That wasn’t in the story either.
“My sources,” I said, flexing my fingers in the air before me.
Trask smiled. Then, upon further reflection, he laughed. This somehow didn’t surprise me. He said, “Tell me. When you rode with the Villistas, and the colorados attacked. Did you just watch and take notes?”
“No.”
“Did you fight?”
“Yes.”
He looked at me steadily, and I had the distinct impression that something behind those dark, flat eyes had awakened. Was he going to ask the next question? I waited. He knew the answer, but I’d make him ask, if he wanted me to say it.
“I do like you, Cobb,” he said. “You are the man for us, no doubt. Not just for me and for the President. For the country.”
And I wondered if he could see something awaken now in my eyes, which, I suspected, were usually as opaque as his.
“Did you respect Mr. Vogel?” he asked.
“Yes.”
“Do you understand that he was serving his country?”
“Yes.”
“The thing the President would have you do will yield no public story. But it will do a great service to your country. Far more than a newspaper story would do.”

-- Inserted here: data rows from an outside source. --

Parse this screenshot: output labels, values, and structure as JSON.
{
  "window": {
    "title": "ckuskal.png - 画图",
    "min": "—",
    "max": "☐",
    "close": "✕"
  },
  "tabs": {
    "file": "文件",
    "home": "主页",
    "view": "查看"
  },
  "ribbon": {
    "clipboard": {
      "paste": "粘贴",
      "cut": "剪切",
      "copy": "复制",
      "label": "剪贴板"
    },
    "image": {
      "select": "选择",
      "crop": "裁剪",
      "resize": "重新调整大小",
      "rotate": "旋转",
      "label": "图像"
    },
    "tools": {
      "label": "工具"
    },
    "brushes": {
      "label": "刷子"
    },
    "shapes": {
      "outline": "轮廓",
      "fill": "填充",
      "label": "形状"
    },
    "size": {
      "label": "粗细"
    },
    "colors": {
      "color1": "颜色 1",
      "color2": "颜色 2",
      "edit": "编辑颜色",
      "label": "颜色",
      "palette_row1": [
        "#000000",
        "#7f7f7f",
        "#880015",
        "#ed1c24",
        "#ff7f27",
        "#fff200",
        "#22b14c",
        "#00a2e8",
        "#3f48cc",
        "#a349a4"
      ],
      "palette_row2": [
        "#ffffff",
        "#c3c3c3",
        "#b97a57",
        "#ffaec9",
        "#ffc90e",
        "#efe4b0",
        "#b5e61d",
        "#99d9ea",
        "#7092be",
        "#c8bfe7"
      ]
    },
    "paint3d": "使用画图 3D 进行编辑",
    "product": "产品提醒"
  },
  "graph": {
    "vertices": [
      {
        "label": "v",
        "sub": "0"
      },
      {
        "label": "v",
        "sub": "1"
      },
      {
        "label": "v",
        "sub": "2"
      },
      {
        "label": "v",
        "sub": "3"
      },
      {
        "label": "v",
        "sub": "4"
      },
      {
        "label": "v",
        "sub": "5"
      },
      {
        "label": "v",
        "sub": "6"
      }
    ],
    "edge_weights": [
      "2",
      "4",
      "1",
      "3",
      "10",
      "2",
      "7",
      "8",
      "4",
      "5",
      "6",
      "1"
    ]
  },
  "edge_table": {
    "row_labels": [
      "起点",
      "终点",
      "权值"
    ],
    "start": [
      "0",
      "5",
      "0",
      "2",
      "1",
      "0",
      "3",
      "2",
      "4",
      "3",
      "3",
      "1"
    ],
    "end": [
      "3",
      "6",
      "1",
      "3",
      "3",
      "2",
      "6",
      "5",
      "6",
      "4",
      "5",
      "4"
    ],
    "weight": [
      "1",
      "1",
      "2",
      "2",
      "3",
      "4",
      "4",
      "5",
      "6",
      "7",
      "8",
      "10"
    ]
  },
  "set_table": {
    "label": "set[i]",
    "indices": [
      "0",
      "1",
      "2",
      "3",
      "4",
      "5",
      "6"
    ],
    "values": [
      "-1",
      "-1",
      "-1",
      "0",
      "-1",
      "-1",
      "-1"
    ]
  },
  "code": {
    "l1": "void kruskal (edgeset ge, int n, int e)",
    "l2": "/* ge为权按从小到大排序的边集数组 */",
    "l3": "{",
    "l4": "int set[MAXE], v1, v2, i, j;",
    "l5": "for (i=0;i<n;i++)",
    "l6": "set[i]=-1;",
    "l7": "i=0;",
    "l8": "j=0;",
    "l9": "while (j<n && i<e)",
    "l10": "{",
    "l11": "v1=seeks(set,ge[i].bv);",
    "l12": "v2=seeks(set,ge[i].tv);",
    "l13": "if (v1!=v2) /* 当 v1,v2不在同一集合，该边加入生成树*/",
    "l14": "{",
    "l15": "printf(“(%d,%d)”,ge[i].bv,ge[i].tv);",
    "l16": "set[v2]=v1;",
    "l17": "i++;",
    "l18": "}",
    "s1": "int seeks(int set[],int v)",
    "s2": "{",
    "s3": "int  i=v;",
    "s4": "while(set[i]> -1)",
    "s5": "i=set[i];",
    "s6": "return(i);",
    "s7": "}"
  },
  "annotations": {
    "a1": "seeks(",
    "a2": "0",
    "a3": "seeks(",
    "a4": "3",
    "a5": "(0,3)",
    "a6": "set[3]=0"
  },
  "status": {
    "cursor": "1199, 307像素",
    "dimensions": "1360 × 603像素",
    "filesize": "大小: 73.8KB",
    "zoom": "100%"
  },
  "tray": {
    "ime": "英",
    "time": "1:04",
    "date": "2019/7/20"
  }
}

He paused again. But he was not expecting a question now. He was choosing his words. I felt in my own pocket for a cigarette. I didn’t have one. He saw what I was doing and pushed his pack of Fatimas across the table toward me. I took up the pack and removed a cigarette and put it in my mouth. I pushed the pack back toward him. He leaned across the table and lit the cigarette for me.
He said, “Vogel was a reporter of sorts too. All such men working for our country are reporters. But their reporting methods are more diverse — as yours have become — and their readers are very selective, very elite. Your Christopher Cobb story wasn’t killed. It had the most important life of all. It informed the President of the United States. We are already on the alert about the plot, so your work has not been in vain. Far from it. They can no longer surprise us. But it would be much better still to prevent even the attempt, discredit the Germans in Mexico and win over Pancho Villa to us.”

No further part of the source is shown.